Peneliti mengumpulkan data baik dokumentasi, hasil wawancara dan observasi partisipasi pelaku kreatif yang menjadi informan kunci pada kategori pelaku kreatif yang telah ditentukan. Waktu yang diperlukan untuk 73
melakukan pengumpulan data tidak terbatas sampai peneliti tidak lagi mendapatkan data baru dari informan. 2. Atas rekomendasi informan kunci peneliti melakukan wawancara dan observasi jaringan informan dalam komunitas maupun industri kreatif termasuk berbagai institusi (pendidikan, lingkungan, keluarga) yang pernah terlibat dan berinteraksi dengan informan. 3. Data yang diperoleh kemudian dianalisis untuk mendapatkan hasil analisis dan direpresentasikan sesuai penulisan etnografi.

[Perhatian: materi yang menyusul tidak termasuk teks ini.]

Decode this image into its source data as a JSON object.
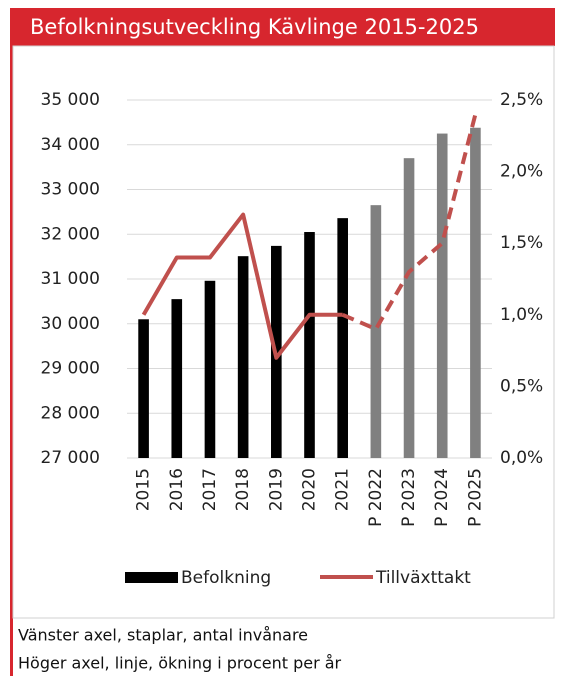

1.7. Sistematika Penulisan Bab pertama atau pendahuluan menguraikan latar belakang, rumusan masalah, tujuan penelitian, tinjauan pustaka, kerangka teoretis, metode penelitian dan sistematika penulisan. Bab kedua memaparkan kajian sejarah kota dan ekonomi kreatif Bandung berdasarkan tinjauan pustaka atau hasil penelitian sebelumnya. Pembabakan sejarah ini dibagi menjadi 4 (empat) yaitu Bandung kota kreatif, ekonomi kreatif kota Bandung, pengertian dan ciri ekonomi kreatif serta ruang kreatif dan bangunan kota Bandung. Bab tiga menjelaskan fashion dan clothing sebagai sektor ekonomi kreatif yang berkembang di Bandung. Untuk mempermudah pembaca bab ini dibagi menjadi 4 (empat) subbab yaitu teori fashion dan clothing, pakaian Sunda masa prakolonial, fashion masa kolonial dan pascakolonial dan industri clothing. 74
Bab empat menggambarkan brikolase sebagai praktik artikulasi dalam diferensiasi produk. Pembahasan jenis brikolase yaitu brikolase hybrid disharmonis, brikolase non hybrid disharmonis, brikolase hybrid harmonis, brikolase hybrid disharmonis dan brikolase non hybrid harmonis. Bab lima membahas model diferensiasi produk dan struktur modal. Model diferensiasi produk yang dibahas antara lain tritangtu regeneratif statis, tritangtu regeneratif dinamis-harmonis, tritangtu regeneratif dinamis-kompromis dan tritangtu regeneratif dinamis-disharmonis. Sedangkan struktur modal dikelompokkan menurut 6 arena yaitu arena industri fashion, arena industri fashion show, arena industri pameran/instalasi, arena pertunjukan/performance art, arena perlombaan desain dan arena komunitas. Bab enam memberikan kesimpulan dan rekomendasi penelitian selanjutnya tentang praktik artikulasi dalam diferensiasi pelaku kreatif grafis fashion.